The Face in the Water | Ellie Thai

That spring, it was said that the cicadas would burrow upwards from their seventeen-year
long dwelling underground; it was all anyone talked about for a week, at school, on the radio,
even in the grocery line. The local paper wrote a whole article about it, front page, above the
fold. Allegedly, they had been growing and living underground since they had dropped as eggs.


What kind of bugs need 17 years to develop? She turned this over in her mind as she
entered the woods behind her house; it disquieted her, the thought that there were thousands of
bugs embedded in the earth like nuggets of gold waiting to be mined. It sounded a bit unreal, or
fantastical, but stranger things had happened in this world, she supposed.

It was March; the sky, a listless gray, had nothing to say for itself, and the woods were
ghosted over with fog — winter’s last gasp before she, like the cicadas, buried herself into the
ground.


A year ago to this day, the weather had been the opposite: it had been sunny, dazed.
Though she had never been one to go on walks, believing there to be more fruitful means of
exercise, she’d been seized by a sudden urge and set off into the woods behind her house alone.
After wandering a bit, she stumbled upon the lake. She had somehow never seen this lake
before, which she found strange, given that it was only a few minutes’ walk away from her
house. When she asked her father if he knew about it later that night over ravioli and broccoli, he
gave a vague answer that left her with no more information than she’d previously had.
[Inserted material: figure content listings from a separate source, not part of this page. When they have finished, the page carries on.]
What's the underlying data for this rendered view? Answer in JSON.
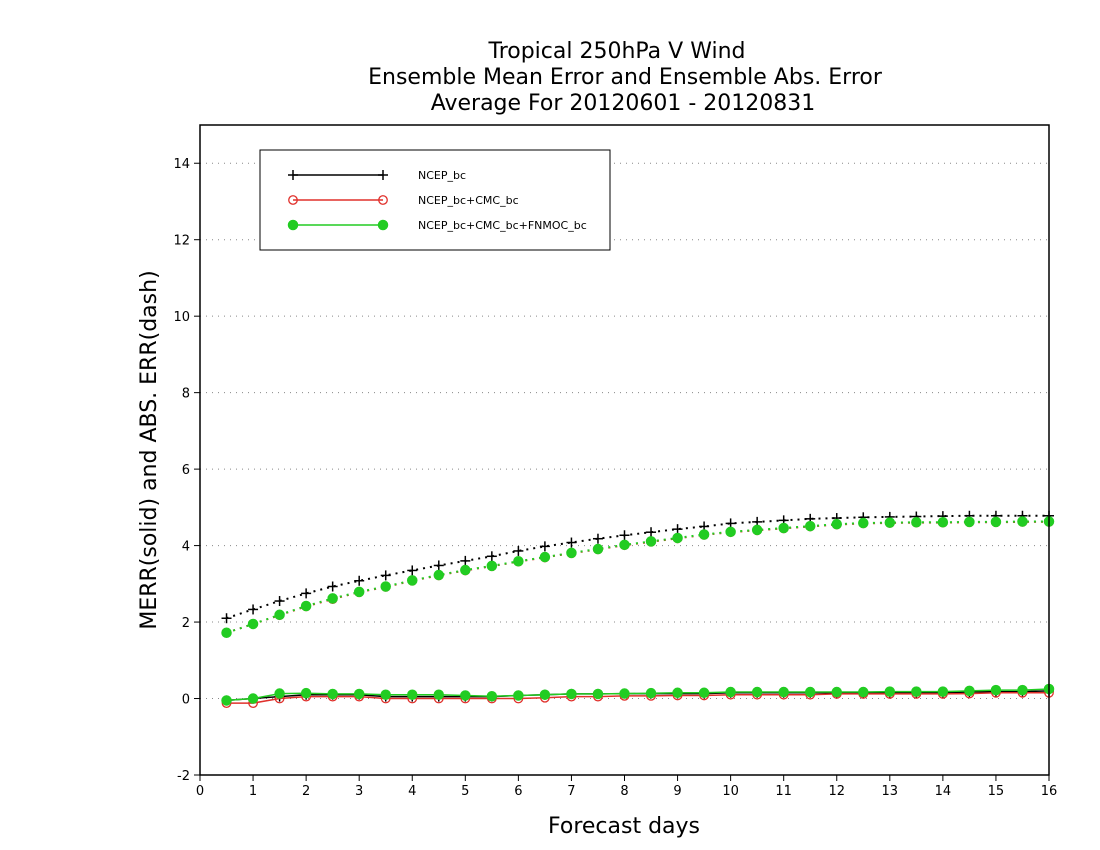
{
  "chart_data": {
    "type": "line",
    "title": [
      "Tropical 250hPa V Wind",
      "Ensemble Mean Error and Ensemble Abs. Error",
      "Average For 20120601 - 20120831"
    ],
    "xlabel": "Forecast days",
    "ylabel": "MERR(solid) and ABS. ERR(dash)",
    "xlim": [
      0,
      16
    ],
    "ylim": [
      -2,
      15
    ],
    "xticks": [
      0,
      1,
      2,
      3,
      4,
      5,
      6,
      7,
      8,
      9,
      10,
      11,
      12,
      13,
      14,
      15,
      16
    ],
    "yticks": [
      -2,
      0,
      2,
      4,
      6,
      8,
      10,
      12,
      14
    ],
    "grid": "horizontal dotted",
    "legend_position": "top-left",
    "x": [
      0.5,
      1,
      1.5,
      2,
      2.5,
      3,
      3.5,
      4,
      4.5,
      5,
      5.5,
      6,
      6.5,
      7,
      7.5,
      8,
      8.5,
      9,
      9.5,
      10,
      10.5,
      11,
      11.5,
      12,
      12.5,
      13,
      13.5,
      14,
      14.5,
      15,
      15.5,
      16
    ],
    "series": [
      {
        "name": "NCEP_bc",
        "color": "#000000",
        "marker": "plus",
        "merr": [
          -0.05,
          0.0,
          0.05,
          0.1,
          0.1,
          0.1,
          0.05,
          0.05,
          0.05,
          0.05,
          0.05,
          0.08,
          0.1,
          0.12,
          0.12,
          0.13,
          0.13,
          0.13,
          0.13,
          0.15,
          0.15,
          0.15,
          0.15,
          0.15,
          0.15,
          0.15,
          0.15,
          0.15,
          0.17,
          0.18,
          0.18,
          0.2
        ],
        "abs_err": [
          2.1,
          2.33,
          2.55,
          2.75,
          2.93,
          3.08,
          3.22,
          3.35,
          3.48,
          3.6,
          3.72,
          3.86,
          3.98,
          4.08,
          4.18,
          4.27,
          4.35,
          4.43,
          4.5,
          4.58,
          4.62,
          4.66,
          4.7,
          4.72,
          4.74,
          4.75,
          4.76,
          4.77,
          4.78,
          4.78,
          4.78,
          4.78
        ]
      },
      {
        "name": "NCEP_bc+CMC_bc",
        "color": "#e0302b",
        "marker": "open-circle",
        "merr": [
          -0.12,
          -0.12,
          0.0,
          0.05,
          0.05,
          0.05,
          0.0,
          0.0,
          0.0,
          0.0,
          0.0,
          0.0,
          0.02,
          0.05,
          0.05,
          0.07,
          0.07,
          0.08,
          0.08,
          0.1,
          0.1,
          0.1,
          0.1,
          0.12,
          0.12,
          0.12,
          0.12,
          0.12,
          0.13,
          0.15,
          0.15,
          0.15
        ],
        "abs_err": [
          1.72,
          1.95,
          2.18,
          2.41,
          2.6,
          2.78,
          2.92,
          3.08,
          3.22,
          3.35,
          3.46,
          3.58,
          3.69,
          3.8,
          3.9,
          4.01,
          4.1,
          4.19,
          4.28,
          4.35,
          4.4,
          4.45,
          4.5,
          4.55,
          4.58,
          4.59,
          4.6,
          4.6,
          4.61,
          4.61,
          4.62,
          4.62
        ]
      },
      {
        "name": "NCEP_bc+CMC_bc+FNMOC_bc",
        "color": "#22cc22",
        "marker": "filled-circle",
        "merr": [
          -0.05,
          0.0,
          0.13,
          0.14,
          0.12,
          0.12,
          0.1,
          0.1,
          0.1,
          0.08,
          0.06,
          0.08,
          0.1,
          0.12,
          0.12,
          0.13,
          0.14,
          0.15,
          0.15,
          0.17,
          0.17,
          0.17,
          0.17,
          0.17,
          0.17,
          0.18,
          0.18,
          0.18,
          0.2,
          0.22,
          0.22,
          0.25
        ],
        "abs_err": [
          1.72,
          1.95,
          2.19,
          2.42,
          2.62,
          2.79,
          2.93,
          3.09,
          3.23,
          3.36,
          3.47,
          3.59,
          3.7,
          3.81,
          3.91,
          4.02,
          4.11,
          4.2,
          4.29,
          4.36,
          4.41,
          4.46,
          4.51,
          4.56,
          4.59,
          4.6,
          4.61,
          4.61,
          4.62,
          4.62,
          4.63,
          4.63
        ]
      }
    ]
  }
}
After a few minutes of sitting by the pond, she noticed that there was a sopping piece of
paper pathetically draped onto a rock that jutted over the water. The ink on it was bleeding,
clearly done by a fountain pen or something old; something, perhaps, not even of this world.

365 — welcome.

She had bent down, cradling the paper in her hand, careful not to let it rip. It stuck to her
hand, clinging to the curves of her palm like a second skin.

The handwriting was distant, archaic, vaguely sinister. Slanting, harsh slashes that held an
air of haughty grace. Why it was so wet, she could not guess, other than if its author had gone for
a swim with it in their possession, but that seemed silly for such a sophisticated-looking script.

After a perfunctory search for anyone else in the forest that day, she came to the
conclusion that she’d return tomorrow, and if there was no note, it was all just some strange
happenstance.

Stranger things had happened in this world.

So she came back the next day. And there was another note, this time only saying: 364.
This provided no proof that it was meant for her, but she decided that day to take it upon herself
to collect the notes.

It was always the same kind of paper (sopping wet and cream colored, black ink bleeding
rich blue veins across the note) and there was always a number, each counting down from the
day before. It was always eight minutes to walk to the lake. She found that funny, and mildly
magical. If she ran, it was eight minutes. When she meandered experimentally, it was also eight
minutes.

Every day she went; when it was summer, and baking hot. Then, when the ground
became littered with dead leaves that whispered when she walked among them. When her family
went on vacation to California, she came back to eight notes laid in a neat four-by-two array, as
if the author had known she had not ceased coming, but was away only for a bit.
Whenever she got home, she’d go into her bathroom and blowdry the note before tucking
it into an old cookie tin under her bed. It became a part of her nightly routine: Brush teeth. Wash
face. Dry off the note and stow it away. Take her sleep medication. The cookie tin was getting
full, which was fine, she supposed, since the notes should be done today.

The door screamed on its hinges as she left the house for her final trek to the lake. Eight
minutes of walking. She could see the lake now — faint and blurry as a ghost through the fog.
Her heart slammed against her ribcage, blood rushing through her ears, but her feet continued
their steady pace forward. After a year — here she was.

Except there was no note. Confusion racked her brain. Surely nothing would happen?

But stranger things had happened in this world.

She looked at all the other rocks to no avail, then resorted to yelling out half hearted calls:
is anyone there? And when all that answered were the echoes of her desperate voice and the
indifferent trills of birds, she dared to peer over the edge into the lake, seeing first the shine of
her eyes — tangled with curiosity and caution —, and then she flattened out onto her belly and
stared down into her own face. Her cheeks were pink from all the shouting and running, her eyes
watering from the wind.

A splash of water — she shielded her face, began to scramble backwards—

A face burst out of the water, cheeks wet and gleaming, hair plastered to ghostly pale
skin.

She was too scared to scream. This must be a dream. The face that stared back at her
was her own. Its expression, though — a wicked, malignant grin — was something she’d never
seen on her own face. It made her nearly unrecognizable.

The face — her face — in the water looked up at her, and she only had time to register
how shockingly cold the girl’s grasp around her wrist was before she was yanked down into the
pond.

Cicadas screamed all around.

Stranger things have happened in this world.